Before putting out one box of knick-knacks or rack of clothing onto their front yard on Tuesday, the Cotton family obtained a permit from the City of Turlock to hold a small garage sale. The Cotton family was one of only about a dozen homes that obtained the mandatory $15 permit for that particular day. While the Cottons followed the city ordinance pertaining to yard sales, not all do. In just a mile radius of East Avenue to Main Street the Turlock Journal discovered three unpermitted sales on that same day.
Obtaining a garage/yard sale permit may seem an arduous undertaking to some, but it is for the benefit of everyone, said Turlock Police Department Neighborhood Services Supervisor Bob Boyd.
According to Boyd, the purpose of the garage sale permits is not to raise revenue for the city but to prohibit excessive yard or garage sales.
“The permits are about controlling the number of sales at one residence. If you’ve ever lived next to someone who has garage sales every day or weekend then you know how destructive they can be,” he said.
The Cotton family said they know first-hand the annoyance of a neighbor who has excessive sales. According to the family mother, who did not wish to be identified, a home across the street from them has yard sales every weekend without regard to the permit law.
“They just drop stuff off by the carload and they even leave stuff out overnight. It looks really bad and brings a lot of people in and they park all up and down the street,” she said.
The Turlock Journal approached three houses that held unpermitted sales on Tuesday. Two of the sellers were aware of the permit mandate.
Boyd said Turlock Police officers actively check to see if sales are permitted on a regular and even daily basis. This month alone there have been 216 permits sold and so far this year zero citations have been handed to violators.
“Typically, when we visit the homes we let them know they need a permit and if they don’t have one they can go down to the office and get one, but usually they just shut it down,” said Boyd. “The permit process is not about punishing violators, it’s about education and compliance.”
Some see the need for a yard sale permit as completely unnecessary.
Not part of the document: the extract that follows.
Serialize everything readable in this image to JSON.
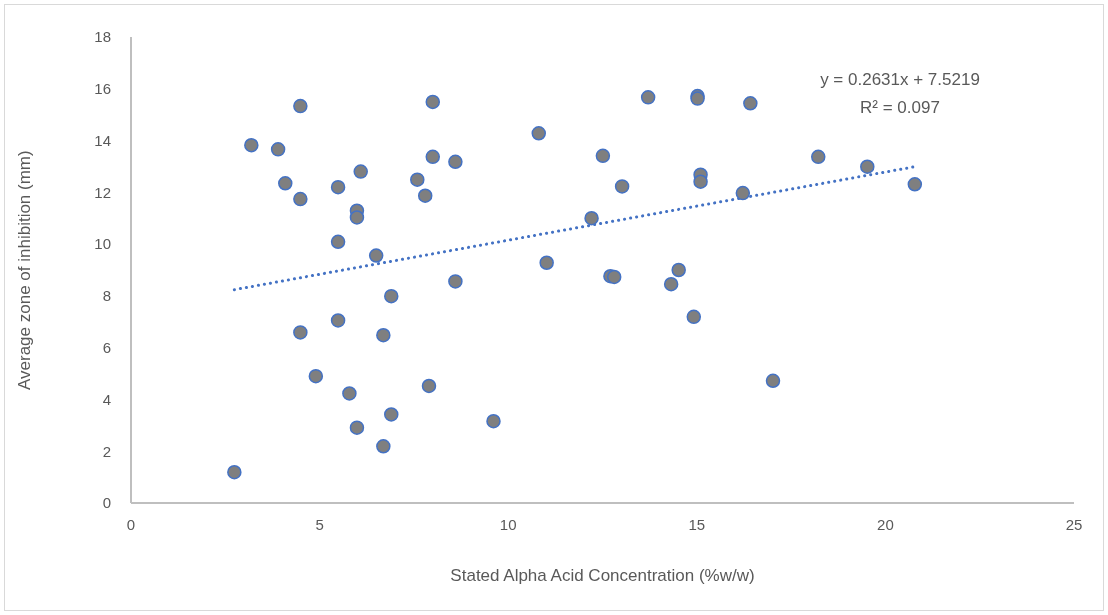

One woman who was holding a yard sale off Colorado Avenue had a strong opinion of the permit process.
“It is just one more thing the City of Turlock does to jerk you around. It’s hard enough to start a business in this town but they want to get involved into yard sales too. This is our first yard sale in three years,” she said.
Another man who held a sale on Minaret Avenue said the permits are impeding people’s right to make money.
“So if we have a yard sale and the permit fee is $15 but we only make $30 then we’ve cut our profit by 50 percent just because the city wants their money. This is a tough economy and people are trying to feed themselves and sometimes you just have to take a chance and have a sale and hope the cops don’t show up,” said the man.
Permits for garage sales are only issued twice per calendar year. Consequences for permit violations can range from verbal warnings to a $100 fine to court appearance and possible further fines.